The 1962 war was “detrimental” not only to India but also to China, a commentary in a Chinese Communist Party-run newspaper said on Thursday in a rare article examining the legacy of the war, a much-forgotten event in China.

“Even though China did make India negotiate [through its October 20, 1962 offensive], India since then has taken China as its biggest threat and taken a militaristic stance. China not only failed to get back its lost territory but created a new rival. This was unexpected,” wrote Liu Zongyi, a scholar at the Shanghai Institutes for International Studies. The commentary was published by the Communist Party-run Global Times, a widely-read tabloid known for its nationalistic views.

While the 50th anniversary of the war was an occasion for much debate and introspection in India, receiving wide coverage in the media, the event has been rarely touched upon by the media in China. The government has told newspapers here — barring one or two exceptions —

to play down the anniversary considering its “negative” impact on bilateral relations, according to Chinese journalists at several state media outlets.
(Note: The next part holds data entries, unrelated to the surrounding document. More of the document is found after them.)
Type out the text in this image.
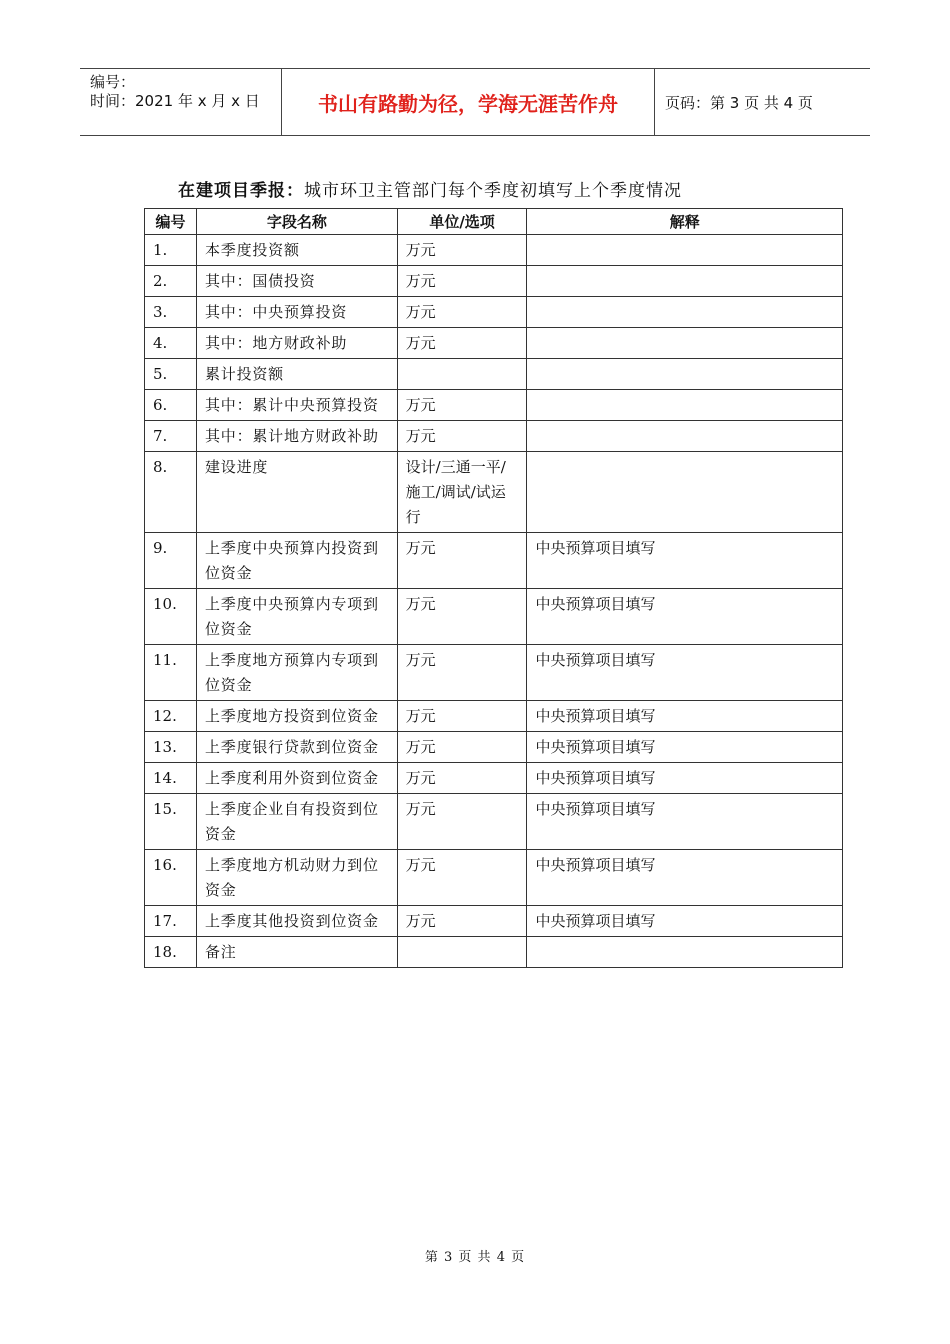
编号：
时间：2021 年 x 月 x 日	书山有路勤为径，学海无涯苦作舟	页码：第 3 页 共 4 页
在建项目季报：城市环卫主管部门每个季度初填写上个季度情况
编号	字段名称	单位/选项	解释
1.	本季度投资额	万元	
2.	其中：国债投资	万元	
3.	其中：中央预算投资	万元	
4.	其中：地方财政补助	万元	
5.	累计投资额		
6.	其中：累计中央预算投资	万元	
7.	其中：累计地方财政补助	万元	
8.	建设进度	设计/三通一平/施工/调试/试运行	
9.	上季度中央预算内投资到位资金	万元	中央预算项目填写
10.	上季度中央预算内专项到位资金	万元	中央预算项目填写
11.	上季度地方预算内专项到位资金	万元	中央预算项目填写
12.	上季度地方投资到位资金	万元	中央预算项目填写
13.	上季度银行贷款到位资金	万元	中央预算项目填写
14.	上季度利用外资到位资金	万元	中央预算项目填写
15.	上季度企业自有投资到位资金	万元	中央预算项目填写
16.	上季度地方机动财力到位资金	万元	中央预算项目填写
17.	上季度其他投资到位资金	万元	中央预算项目填写
18.	备注		
第 3 页 共 4 页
Mr. Liu, in Thursday’s article, said “the leadership of China repeatedly emphasised that China and India will never be at war again. If the border problem cannot be solved, it could be temporarily put aside.”

His commentary echoed another article on the war published by the Liberation Daily — a newspaper with ties to the Communist Party in Shanghai — in late October, which said both sides should put aside the border dispute because a solution was unlikely in the near-term, with even a status quo settlement seen as unacceptable to both sides.

Mr. Liu, however, cautioned that the “border problem will never be solved” if India’s military leaders and strategists “continue deliberately ignoring the fundamental reason that caused the war”. He said “divergences on the McMahon Line between China and India were the fundamental reason for the border war.”

“Now, the U.K. Ministry of Foreign Affairs has admitted the illegality of the McMahon Line, but India remains determined to uphold the views of British colonists,” he claimed. According to him, the uprising in Tibet in 1959 and the Dalai Lama moving to India in exile were other factors. Following the events, China “had to handle the boundary issue with India from a strategic perspective,” he said.

Mr. Liu argued that former Premier Zhou Enlai was in favour of solving the issue through negotiations when he travelled to New Delhi in 1960.

“But [Nehru refused negotiations. The attitude of Nehru was surely influenced by India's domestic politics: Nehru and his ruling party were attacked on the border issue by opposition parties.” “Since China's policy to stop India’s further encroachment failed,” he added, “a lightning strike to force India to the negotiating table was the last resort.”

He said both countries needed to “view the issue objectively” even if “one side does bear the main responsibility". “However, from India’s high-profile memorial for the 50th anniversary of the border war, it seems its military leaders and strategists are not doing so,” he concluded. “Their reflection is allegedly confined to their country’s military weaknesses, such as outdated equipment, misconduct, and poor logistics.”